Habib Muhsin Al-Hinduan dilahirkan di desa Kepanjen, Kabupaten Sumenep Madura. Habib Muhsin mempelajari Tarekat Naqsyabandiyah dari guru pertamanya, yakni Kiai Sirajuddin, Syekh Fathul Bari, dan Kiai Ali Wafa.

Pada 1970 Habib Muhsin dianggap sebagai Ulama Kalimantan Barat yang paling luas pengetahuannya dan juga berpengaruh, bukan hanya di kalangan orang Madura yang tinggal di Kalimantan, tetapi umat muslim lainnya.

Pasca wafatnya Habib Muhsin Al-Hinduan, Tarekat Naqsyabandiyah mengalami transformasi di tangan anaknya, yakni Habib Haidarah bin Muhsin Al-Hinduan. Habib Haidrah sebagaimana ayahnya juga menjalankan tarekat, namun tarekat yang ia pelopori bernama Tarekat Alawiyah Naqsyabandiyah Muhsiniyah.

Habib Haidarah Al-Hinduan merupakan santri Darul Musthafa, Tarim, Yaman, pimpinan Habib Umar bin Hafidz.
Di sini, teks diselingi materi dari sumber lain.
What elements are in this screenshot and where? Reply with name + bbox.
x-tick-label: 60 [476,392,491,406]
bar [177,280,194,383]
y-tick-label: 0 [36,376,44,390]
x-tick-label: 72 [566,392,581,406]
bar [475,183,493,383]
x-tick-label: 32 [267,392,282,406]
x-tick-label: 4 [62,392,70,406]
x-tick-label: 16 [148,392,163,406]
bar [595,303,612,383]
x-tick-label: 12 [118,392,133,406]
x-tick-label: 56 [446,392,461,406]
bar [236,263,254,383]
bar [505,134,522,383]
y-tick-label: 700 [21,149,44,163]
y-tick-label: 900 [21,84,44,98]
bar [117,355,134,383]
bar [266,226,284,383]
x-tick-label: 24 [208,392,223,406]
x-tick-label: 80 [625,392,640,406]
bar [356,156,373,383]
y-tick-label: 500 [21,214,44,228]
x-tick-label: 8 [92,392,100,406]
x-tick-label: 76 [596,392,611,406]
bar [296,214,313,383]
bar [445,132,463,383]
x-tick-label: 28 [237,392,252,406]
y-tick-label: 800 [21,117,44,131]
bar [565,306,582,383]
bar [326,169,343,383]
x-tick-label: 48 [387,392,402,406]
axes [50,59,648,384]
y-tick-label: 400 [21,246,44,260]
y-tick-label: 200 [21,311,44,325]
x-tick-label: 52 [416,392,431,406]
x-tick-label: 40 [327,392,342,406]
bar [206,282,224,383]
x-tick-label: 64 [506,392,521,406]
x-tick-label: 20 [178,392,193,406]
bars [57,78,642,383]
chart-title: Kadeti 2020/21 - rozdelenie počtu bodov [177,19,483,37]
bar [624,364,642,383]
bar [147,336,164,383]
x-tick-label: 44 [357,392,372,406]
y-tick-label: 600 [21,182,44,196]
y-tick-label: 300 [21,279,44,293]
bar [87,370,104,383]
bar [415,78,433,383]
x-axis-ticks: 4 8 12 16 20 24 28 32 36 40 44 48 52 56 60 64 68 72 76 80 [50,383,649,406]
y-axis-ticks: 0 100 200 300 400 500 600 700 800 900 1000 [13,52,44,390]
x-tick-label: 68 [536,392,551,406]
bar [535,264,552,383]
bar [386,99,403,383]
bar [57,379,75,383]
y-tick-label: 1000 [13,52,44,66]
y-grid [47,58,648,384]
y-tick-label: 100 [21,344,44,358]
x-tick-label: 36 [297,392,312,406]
Setelah menyelesaikan pendidikannya, pada awal 2000-an Habib Haidarah pergi berdakwah ke Kalimantan Tengah di desa Basirih Hilir untuk menyebarkan Tarekat Alawiyah Naqsyabandiyah Muhsiniyah.

Adapun penamaan tarekat ini, adalah penggabungan antara tasawuf Alawiyah Al-Faqih Muqaddam Muhammad bin Ali Ba’Alawi di Hadramaut. Dengan Tarekat Naqsyabandiyah yang dinisbatkan kepada Muhammad Bahauddin an-Naqsyabandi.